One of the early debates in our country involving religion and public life occurred in Charleston, S.C., in 1828, and one of the foremost protagonists in the debate was none other than the first Bishop of Charleston, Bishop John England.  The debate was on the issue of the morality and legality of dueling.

Two hundred years ago, on July 11, 1804, Aaron Burr killed Alexander Hamilton in a duel. Both were prominent men in early American political life.  Burr was never tried or convicted for his action, as dueling was not an uncommon way for a gentleman to redress an offense made against his honor by another gentleman.

This “civil” custom was still in vogue in Charleston in 1828 when Bishop England gave a remarkable address to the Anti-Duelling Society of Charleston, in the Cathedral. It was an address that has been described as “one of the most masterly and overpowering productions ever penned in any language.”

Bishop England was of the opinion that “the good sense and sober judgment of the vast majority of upright and educated men are altogether opposed to the practice of duelling, as not only useless for society, but as criminal and mischievous in its results.”

In a long and eloquent treatise he gave his reasons why this practice should end, with the support of the underpinnings of law.

In his treatment of the history of dueling, he noted that the derivation of the word duel comes from the Latin word “duellum,” meaning, as it were, “bellum inter duo” or “duorum bellum” — “war between two persons.” To constitute a duel there must be “notice given of an intended attempt to do an injury, together with a warning to be prepared for defense.”

In this, dueling differs from assassination or assault, where no previous notice has been given, just as “regular war differs from an unforeseen predatory or piratical incursion.”  “A duel is then a private warfare between two individuals, and is generally terminated by a battle with deadly weapons, of a determined description, at a defined time and place.”

The duel was private warfare, as opposed to public warfare. “… The combat between David and Goliath was not a duel, but was a portion of regular, public warfare, carried on by the public authority of two nations” and “a more humane mode of terminating a contest.”

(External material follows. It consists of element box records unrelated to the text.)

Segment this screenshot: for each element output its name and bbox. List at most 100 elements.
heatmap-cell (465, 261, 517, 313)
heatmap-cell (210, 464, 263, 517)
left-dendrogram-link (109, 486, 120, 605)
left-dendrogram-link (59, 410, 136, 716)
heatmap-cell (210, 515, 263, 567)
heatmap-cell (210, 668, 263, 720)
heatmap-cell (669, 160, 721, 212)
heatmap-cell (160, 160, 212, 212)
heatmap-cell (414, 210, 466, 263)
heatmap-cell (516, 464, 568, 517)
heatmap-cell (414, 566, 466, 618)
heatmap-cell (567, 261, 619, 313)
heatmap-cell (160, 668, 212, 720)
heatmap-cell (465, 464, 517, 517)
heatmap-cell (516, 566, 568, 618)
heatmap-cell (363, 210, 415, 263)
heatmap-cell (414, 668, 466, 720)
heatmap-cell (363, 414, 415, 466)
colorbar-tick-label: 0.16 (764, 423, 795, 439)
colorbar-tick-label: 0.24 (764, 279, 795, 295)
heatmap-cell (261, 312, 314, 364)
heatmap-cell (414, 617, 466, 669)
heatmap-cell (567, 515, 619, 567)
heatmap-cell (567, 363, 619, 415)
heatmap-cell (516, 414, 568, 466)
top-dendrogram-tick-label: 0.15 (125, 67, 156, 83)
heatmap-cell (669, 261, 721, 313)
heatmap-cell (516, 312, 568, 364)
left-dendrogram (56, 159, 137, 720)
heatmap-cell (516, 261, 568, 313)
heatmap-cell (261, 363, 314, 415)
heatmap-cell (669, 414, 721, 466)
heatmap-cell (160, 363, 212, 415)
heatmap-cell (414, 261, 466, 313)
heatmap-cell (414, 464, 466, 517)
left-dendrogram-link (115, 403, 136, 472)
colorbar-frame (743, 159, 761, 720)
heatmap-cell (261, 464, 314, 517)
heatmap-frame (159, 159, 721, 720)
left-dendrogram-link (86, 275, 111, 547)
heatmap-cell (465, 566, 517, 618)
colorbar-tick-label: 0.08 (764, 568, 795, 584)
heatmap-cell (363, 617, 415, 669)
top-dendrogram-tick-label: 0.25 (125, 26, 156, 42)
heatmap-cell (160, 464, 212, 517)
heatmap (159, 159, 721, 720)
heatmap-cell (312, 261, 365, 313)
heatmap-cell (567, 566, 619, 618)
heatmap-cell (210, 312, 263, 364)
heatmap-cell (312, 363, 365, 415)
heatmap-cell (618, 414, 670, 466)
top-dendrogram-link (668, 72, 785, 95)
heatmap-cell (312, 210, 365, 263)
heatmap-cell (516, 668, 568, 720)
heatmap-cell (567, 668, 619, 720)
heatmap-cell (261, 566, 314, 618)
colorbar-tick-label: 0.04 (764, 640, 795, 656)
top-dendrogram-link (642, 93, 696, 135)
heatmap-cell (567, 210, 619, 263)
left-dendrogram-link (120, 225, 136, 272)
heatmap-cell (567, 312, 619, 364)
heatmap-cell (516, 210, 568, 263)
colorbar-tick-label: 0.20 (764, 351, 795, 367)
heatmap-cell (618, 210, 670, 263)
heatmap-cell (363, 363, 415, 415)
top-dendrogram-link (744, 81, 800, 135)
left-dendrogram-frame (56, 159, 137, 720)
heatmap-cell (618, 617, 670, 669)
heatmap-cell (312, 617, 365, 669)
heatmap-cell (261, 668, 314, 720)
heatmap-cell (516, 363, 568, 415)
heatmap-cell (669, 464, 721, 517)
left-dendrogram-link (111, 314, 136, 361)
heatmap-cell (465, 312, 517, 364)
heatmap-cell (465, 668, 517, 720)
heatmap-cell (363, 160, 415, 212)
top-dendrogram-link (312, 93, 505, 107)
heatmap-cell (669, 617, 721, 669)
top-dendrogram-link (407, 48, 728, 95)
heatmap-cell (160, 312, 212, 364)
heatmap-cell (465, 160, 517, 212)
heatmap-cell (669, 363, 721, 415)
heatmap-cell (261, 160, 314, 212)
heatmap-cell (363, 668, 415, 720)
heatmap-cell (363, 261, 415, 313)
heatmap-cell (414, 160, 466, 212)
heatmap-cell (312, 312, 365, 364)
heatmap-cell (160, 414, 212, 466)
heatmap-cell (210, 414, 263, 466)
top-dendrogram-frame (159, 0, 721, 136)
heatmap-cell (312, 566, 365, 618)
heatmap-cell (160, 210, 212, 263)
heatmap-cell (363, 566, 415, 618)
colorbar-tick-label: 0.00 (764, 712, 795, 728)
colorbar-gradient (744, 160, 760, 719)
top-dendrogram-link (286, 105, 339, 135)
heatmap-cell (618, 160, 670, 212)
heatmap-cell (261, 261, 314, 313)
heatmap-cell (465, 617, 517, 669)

Bishop England argues “reason almost instinctively tells us that this injury of others for the gratification of our own pride, or vanity, or curiosity, is bad.” However, “we labour to create sophisms for its justification, and strive to convince ourselves that our natural convictions are mistakes.  So it is that the children of Adam are led by the impetuosity of passion against the admonitions of the understanding; and then to silence the voice of conscience, they compel or they suborn the intellect, to appear as the advocate of that which in its free and unsophisticated moments it condemned.”

 “Man, not being master … of his own life, could not bestow what was not under his domain, he could not give to society nor to its government, nor to an individual, a title which did not exist in himself …”

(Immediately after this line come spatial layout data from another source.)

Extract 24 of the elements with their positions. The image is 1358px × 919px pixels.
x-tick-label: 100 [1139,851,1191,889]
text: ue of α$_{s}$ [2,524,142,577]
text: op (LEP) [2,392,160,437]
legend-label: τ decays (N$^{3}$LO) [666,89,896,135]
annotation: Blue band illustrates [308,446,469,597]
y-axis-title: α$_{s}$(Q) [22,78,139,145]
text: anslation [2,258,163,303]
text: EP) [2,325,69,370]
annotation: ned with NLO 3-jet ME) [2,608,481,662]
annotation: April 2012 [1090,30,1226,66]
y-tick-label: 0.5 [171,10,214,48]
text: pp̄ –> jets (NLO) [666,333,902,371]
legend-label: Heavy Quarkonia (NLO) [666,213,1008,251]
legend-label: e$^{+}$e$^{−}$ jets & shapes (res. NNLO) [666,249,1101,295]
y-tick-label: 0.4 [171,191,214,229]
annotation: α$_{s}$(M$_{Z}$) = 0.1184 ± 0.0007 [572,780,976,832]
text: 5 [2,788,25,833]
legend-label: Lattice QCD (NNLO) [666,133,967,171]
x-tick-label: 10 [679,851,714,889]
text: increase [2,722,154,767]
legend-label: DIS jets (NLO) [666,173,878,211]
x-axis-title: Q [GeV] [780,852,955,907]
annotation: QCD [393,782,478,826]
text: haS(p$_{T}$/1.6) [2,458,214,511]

 “Man … has not power over his own life:  society does not derive from individuals its power of taking away life.”

Bishop England argued for the law of the land to give some direction in this matter. “Shall we proclaim to the world, that we in South Carolina are brought back to that state of dereliction as that our public tribunals, the institutions of our country, the government itself cannot protect us from insult, and that we are thus reduced to the necessity of trusting to ourselves?”

“I need not inform a Charleston auditory that natural good qualities, improved by education and by opportunity, and not the terrors of ammunition, fashion the conduct of a gentleman; and that respectable society is fully able, without violation of the laws of God or of the state, or outraging the principles of reason, to banish from its circle, and frown down to his proper place, the individual who would violate its decorum.”

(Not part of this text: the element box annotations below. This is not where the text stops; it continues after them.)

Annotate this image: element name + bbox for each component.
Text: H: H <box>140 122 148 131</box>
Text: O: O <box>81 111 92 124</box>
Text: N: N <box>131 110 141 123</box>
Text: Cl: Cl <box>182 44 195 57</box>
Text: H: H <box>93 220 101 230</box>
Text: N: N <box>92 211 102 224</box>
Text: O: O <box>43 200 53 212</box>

The bishop told the Anti-Duelling  Association that one of the principal objects of their society was to “volunteer our services in aid of the law of God and our country; to restrain not by an arbitrary assumption of authority, but by arm of the law, the unfortunate victim of a delusive passion, whilst he labours under its influence.”

He was invoking recourse to public authority as a means of reining in the practice of dueling.

Bishop England was not squeamish in talking about morality in the context of public life.

In “Faithful Citizenship:  A Catholic Call to Political Responsibility,” U.S. Catholic bishops pointed out in their 2004 statement that “as bishops we have a responsibility as Americans and as religious leaders to speak out on the moral dimensions of public life.”

They are doing no more than indicating what people like Bishop John England knew and put into practice when he spoke on the subject of dueling, in his Cathedral in Charleston, S.C., in 1828.

U.S. religious leaders since Bishop England have brought moral issues to the public forum whenever those issues warranted discussion, action, and legislation, from dueling to women’s suffrage to civil rights to the rights of the unborn. Failure to raise issues of major moral consequence is failure to exercise a basic right and privilege, withheld only by totalitarian regimes.